The AFR goes on to print, ‘The Liberal Party’s relationship with big business was pushed to the brink last term following numerous hostile exchanges between Dutton and executives over their stance on social policies and issues like the Indigenous Voice to Parliament.’
Which means we are being asked to believe that the wider Australian business community has a beef with the Liberal Party because a few executives were annoyed that their virtue signalling was challenged. This is hard to take seriously, given virtue signalling was already on the decline with big brands dropping their rainbows and their pronouns thanks to widespread public backlash. The result of the referendum would have been enough for any business leader to realise race politics is a dead horse poisoning the bottom line.
Is it plausible a few Woke millionaires are ticked-off by the Voice result? Sure. Is this something for Ms Ley to solve? No. Like the Pacific Islands fabricating tears about non-existent rising sea levels, the big end of town is trying to see what it can extort out of a naïve Liberal Party desperate for votes.
I agree with other commentators that these big companies are more interested in Industry Super Funds than customers, which makes these waters all the more treacherous for Ms Ley.

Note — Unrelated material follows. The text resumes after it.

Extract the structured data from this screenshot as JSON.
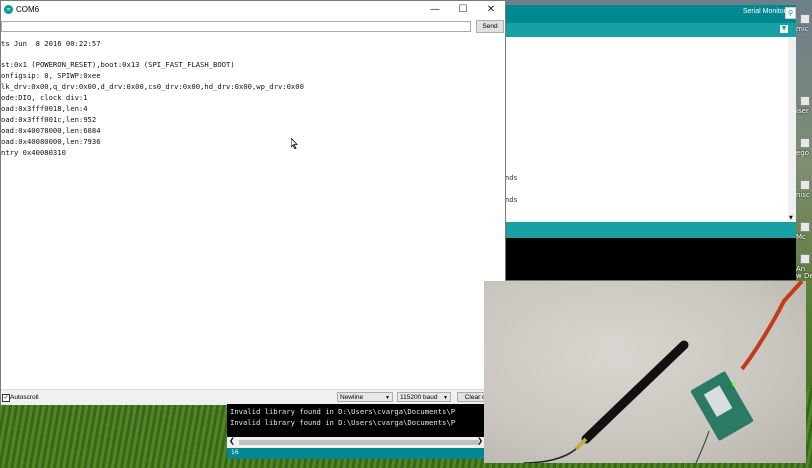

Attempting to woo Big Business via their super funds is probably the reason the Liberals refuse to give up on the Net Zero lie. Phrases from Ms Ley such as, ‘We also want the Australian business community to understand that we respect them and value what they do,’ are utterly meaningless.
The Nationals, their Coalition partner, is aware that their base is not the big end of town, but rather regional and rural communities, including small and medium businesses in the farming, hospitality, retail, and tourist sector. Australian mum-and-dad companies are what keep these regional centres alive and they are being killed off by Net Zero policies that benefit Big Business in the city.

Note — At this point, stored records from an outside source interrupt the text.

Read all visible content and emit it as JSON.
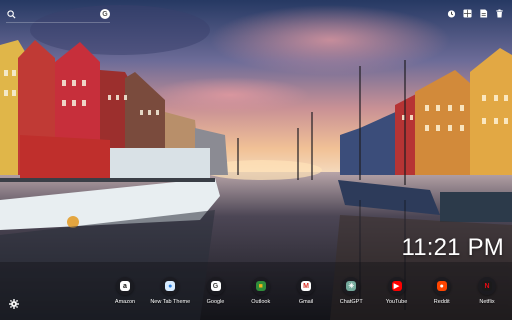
{
  "background": {
    "scene": "canal-harbour-sunset",
    "colors": {
      "sky_top": "#2b3b66",
      "sky_mid": "#8a6f96",
      "glow": "#f3b27c",
      "water": "#1b1c23"
    }
  },
  "search": {
    "icon": "search-icon",
    "engine_icon": "google-g-icon",
    "engine_letter": "G"
  },
  "top_icons": [
    {
      "name": "timer-icon",
      "glyph": "◷"
    },
    {
      "name": "grid-icon",
      "glyph": "▦"
    },
    {
      "name": "note-icon",
      "glyph": "▤"
    },
    {
      "name": "trash-icon",
      "glyph": "▮"
    }
  ],
  "clock": {
    "time": "11:21 PM"
  },
  "apps": [
    {
      "label": "Amazon",
      "icon": "amazon-icon",
      "glyph": "a",
      "fg": "#111111",
      "bg": "#ffffff"
    },
    {
      "label": "New Tab Theme",
      "icon": "new-tab-theme-icon",
      "glyph": "●",
      "fg": "#2b7fe0",
      "bg": "#d7ecff"
    },
    {
      "label": "Google",
      "icon": "google-icon",
      "glyph": "G",
      "fg": "#444444",
      "bg": "#ffffff"
    },
    {
      "label": "Outlook",
      "icon": "outlook-icon",
      "glyph": "■",
      "fg": "#f2b21b",
      "bg": "#2f8d3a"
    },
    {
      "label": "Gmail",
      "icon": "gmail-icon",
      "glyph": "M",
      "fg": "#d93025",
      "bg": "#ffffff"
    },
    {
      "label": "ChatGPT",
      "icon": "chatgpt-icon",
      "glyph": "✳",
      "fg": "#ffffff",
      "bg": "#74aa9c"
    },
    {
      "label": "YouTube",
      "icon": "youtube-icon",
      "glyph": "▶",
      "fg": "#ffffff",
      "bg": "#ff0000"
    },
    {
      "label": "Reddit",
      "icon": "reddit-icon",
      "glyph": "●",
      "fg": "#ffffff",
      "bg": "#ff4500"
    },
    {
      "label": "Netflix",
      "icon": "netflix-icon",
      "glyph": "N",
      "fg": "#e50914",
      "bg": "#1a1a1a"
    }
  ],
  "settings": {
    "icon": "settings-gear-icon"
  }
}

This puts the Coalition at odds, especially as the Liberals are competing on the same narrative as Labor. No amount of ‘listening’ can solve this. The Liberals need to work out how to gut the power base of Labor and out-compete the Treasurer on items such as tax cuts… Ms Ley should be seeking to make the small and medium business more powerful and much larger, as it used to be during the days of Howard’s battlers.
Let us return to the fundamental problem facing the Australian business community: trust.
Small and medium businesses watched the Morrison government shut their doors for years under the excuse of ‘safety’ while bottle shops, big retailers, and supermarkets were allowed to stay open and absorb the entire market share.
No one with a brain is going to start a business in an environment where the government can wave its magic pandemic wand and close everything down without compensation. You’d have to be mad.
A few legislative reforms and an apology wouldn’t go astray from Ms Ley.